Take today, for instance. After dropping Tyler off at pre-school this afternoon, I came home and went straight up to the computer. Before I checked e-mail--always the culprit that sucks time like a Hepa-Filter-Super-Powered-Vacuum-Cleaner--I opened up my MG work-in-progress, Fortress (about a Muilsim boy, a Jewish girl, a Christian owner of an old, falling-apart movie theater, a Grandmother with Alzheimer's who, only at three a.m., is struck coherent and relates a story about York, England from 1198 that involves King Richard the First, Robin Hood, the Crusades, and a little girl named Liljiana who loves flowers).

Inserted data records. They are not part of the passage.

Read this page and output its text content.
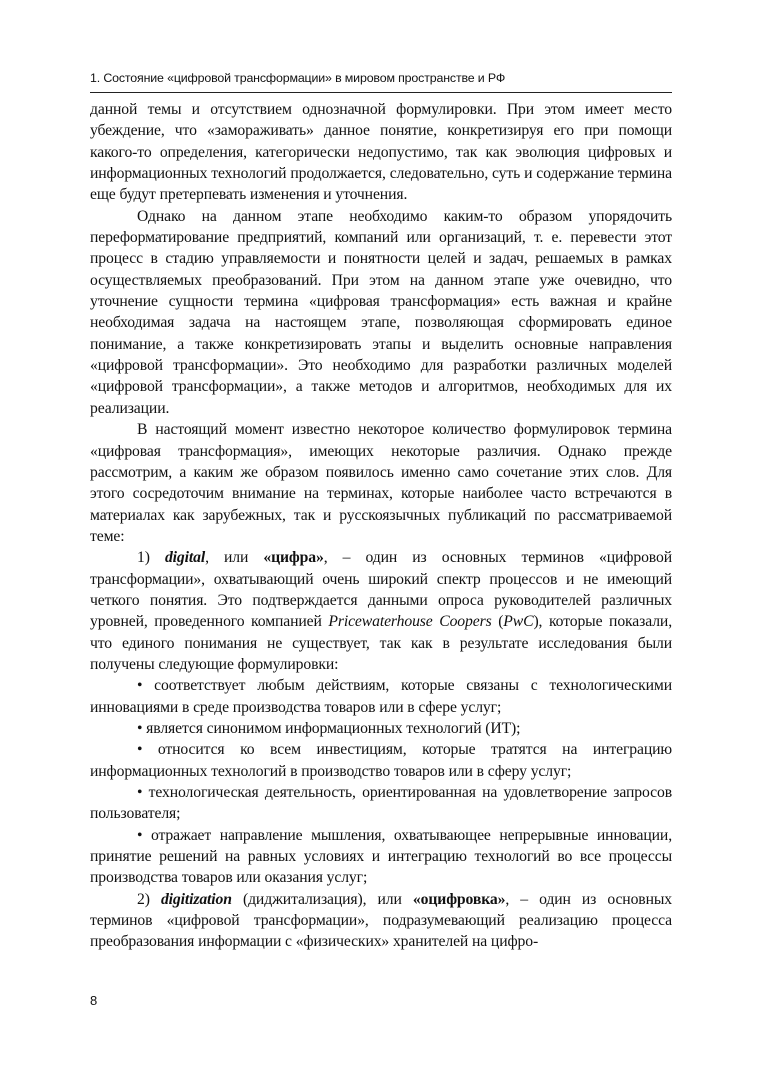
1. Состояние «цифровой трансформации» в мировом пространстве и РФ

данной темы и отсутствием однозначной формулировки. При этом имеет место убеждение, что «замораживать» данное понятие, конкретизируя его при помощи какого-то определения, категорически недопустимо, так как эволюция цифровых и информационных технологий продолжается, следовательно, суть и содержание термина еще будут претерпевать изменения и уточнения.

Однако на данном этапе необходимо каким-то образом упорядочить переформатирование предприятий, компаний или организаций, т. е. перевести этот процесс в стадию управляемости и понятности целей и задач, решаемых в рамках осуществляемых преобразований. При этом на данном этапе уже очевидно, что уточнение сущности термина «цифровая трансформация» есть важная и крайне необходимая задача на настоящем этапе, позволяющая сформировать единое понимание, а также конкретизировать этапы и выделить основные направления «цифровой трансформации». Это необходимо для разработки различных моделей «цифровой трансформации», а также методов и алгоритмов, необходимых для их реализации.

В настоящий момент известно некоторое количество формулировок термина «цифровая трансформация», имеющих некоторые различия. Однако прежде рассмотрим, а каким же образом появилось именно само сочетание этих слов. Для этого сосредоточим внимание на терминах, которые наиболее часто встречаются в материалах как зарубежных, так и русскоязычных публикаций по рассматриваемой теме:

1) digital, или «цифра», – один из основных терминов «цифровой трансформации», охватывающий очень широкий спектр процессов и не имеющий четкого понятия. Это подтверждается данными опроса руководителей различных уровней, проведенного компанией Pricewaterhouse Coopers (PwC), которые показали, что единого понимания не существует, так как в результате исследования были получены следующие формулировки:

• соответствует любым действиям, которые связаны с технологическими инновациями в среде производства товаров или в сфере услуг;

• является синонимом информационных технологий (ИТ);

• относится ко всем инвестициям, которые тратятся на интеграцию информационных технологий в производство товаров или в сферу услуг;

• технологическая деятельность, ориентированная на удовлетворение запросов пользователя;

• отражает направление мышления, охватывающее непрерывные инновации, принятие решений на равных условиях и интеграцию технологий во все процессы производства товаров или оказания услуг;

2) digitization (диджитализация), или «оцифровка», – один из основных терминов «цифровой трансформации», подразумевающий реализацию процесса преобразования информации с «физических» хранителей на цифро-

8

I wrote and I wrote and I wrote.
I wrote like my characters were no longer characters. As though the letters of my keyboard were very, very tiny orange lifesaving floats that I had to furiously press repeatedly to get them to reach the characters but then--
Oh no!
Something would inevitably happen and my characters had to find out how to deal with the new storm, the new joy, the new complexity.
All that to say, this afternoon, writing was not writing. Writing was living for a group of people whom I could watch being created by fingers that moved across the keyboard that were not my own.
I wish every writing day could be like today. But the ones that are not hold their own beauty, their own excitement. (Even if that excitement only happens to be a single line that is made right after forty attempts at the sucker.)
But man, I sure an grateful for days like today: when emotion and will mix and create one heck of a little baby.